Il est arrivé ce qu'il était facile de prévoir. Ce que, tout de même, vous pouviez difficilement ignorer. La Socpresse n'a rien fait pour le FC Nantes, sinon du mal. Sinon, aussi, le céder à Serge Dassault. Cela ne vous gêne pas ? On ne vous entend guère depuis un an, et le passage du club de votre ville d'un empire à un autre, encore pire. Ah si : la semaine dernière. Mais pour dire quoi ? Qu'il faudrait du changement, parmi les hommes qui dirigent… Merci de nous avoir asséné pareille évidence.
La question que l'on se pose est différente et il se peut qu'elle vous dépasse désormais. Elle est celle-ci : quel est votre pouvoir réel ?

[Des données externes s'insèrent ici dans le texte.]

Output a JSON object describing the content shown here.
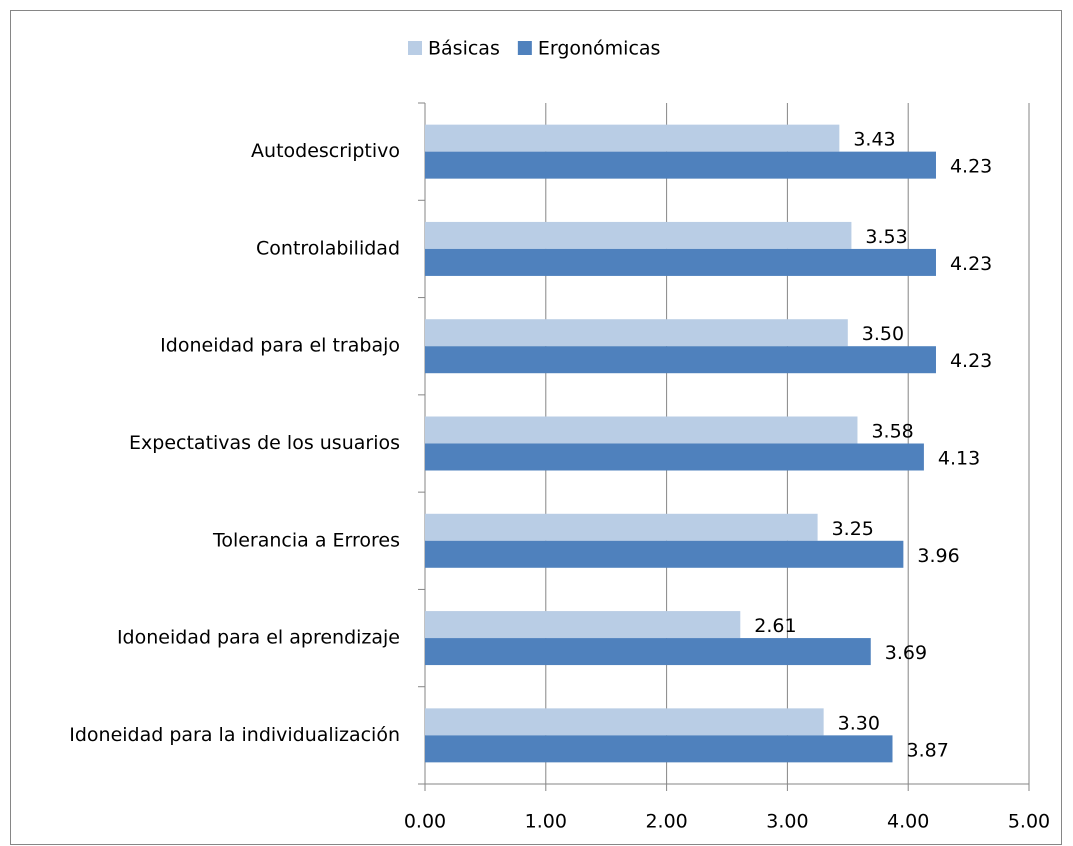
{
  "chart_data": {
    "type": "barh",
    "categories": [
      "Autodescriptivo",
      "Controlabilidad",
      "Idoneidad para el trabajo",
      "Expectativas de los usuarios",
      "Tolerancia a Errores",
      "Idoneidad para el aprendizaje",
      "Idoneidad para la individualización"
    ],
    "series": [
      {
        "name": "Básicas",
        "color": "#b9cde5",
        "values": [
          3.43,
          3.53,
          3.5,
          3.58,
          3.25,
          2.61,
          3.3
        ],
        "value_labels": [
          "3.43",
          "3.53",
          "3.50",
          "3.58",
          "3.25",
          "2.61",
          "3.30"
        ]
      },
      {
        "name": "Ergonómicas",
        "color": "#4f81bd",
        "values": [
          4.23,
          4.23,
          4.23,
          4.13,
          3.96,
          3.69,
          3.87
        ],
        "value_labels": [
          "4.23",
          "4.23",
          "4.23",
          "4.13",
          "3.96",
          "3.69",
          "3.87"
        ]
      }
    ],
    "xlim": [
      0,
      5
    ],
    "xticks": [
      {
        "value": 0,
        "label": "0.00"
      },
      {
        "value": 1,
        "label": "1.00"
      },
      {
        "value": 2,
        "label": "2.00"
      },
      {
        "value": 3,
        "label": "3.00"
      },
      {
        "value": 4,
        "label": "4.00"
      },
      {
        "value": 5,
        "label": "5.00"
      }
    ],
    "grid": true,
    "legend": "top"
  }
}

Ne nous dites pas qu'il est devenu nul. Que Dassault se fiche de votre avis comme de son centième char. Saviez-vous ainsi que Philippe de Villiers a failli devenir le président du club le plus représentatif de votre ville ? Avouez que cela eut été comique. Politiquement, on veut dire, car pour le reste… Est-il trop tard pour rattraper votre bévue, votre mauvaise vente ? Y songez-vous et y travaillez-vous ? Trautmann, on vous l'a rappelé, y a laissé sa crédibilité et sa place, la déconvenue qu'elle a dû endurer mérite peut-être réflexion. Alors ne nous dites pas que vous êtes devenu un vassal de Dassault. Démontrez-nous que, oui, vraiment, vous aimez le FC Nantes. Toujours et pas seulement quand il gagne, comme en 1995, en 2001 ou samedi dernier, et qu'il sert vos intérêts. La situation est aussi grave qu'en 1992.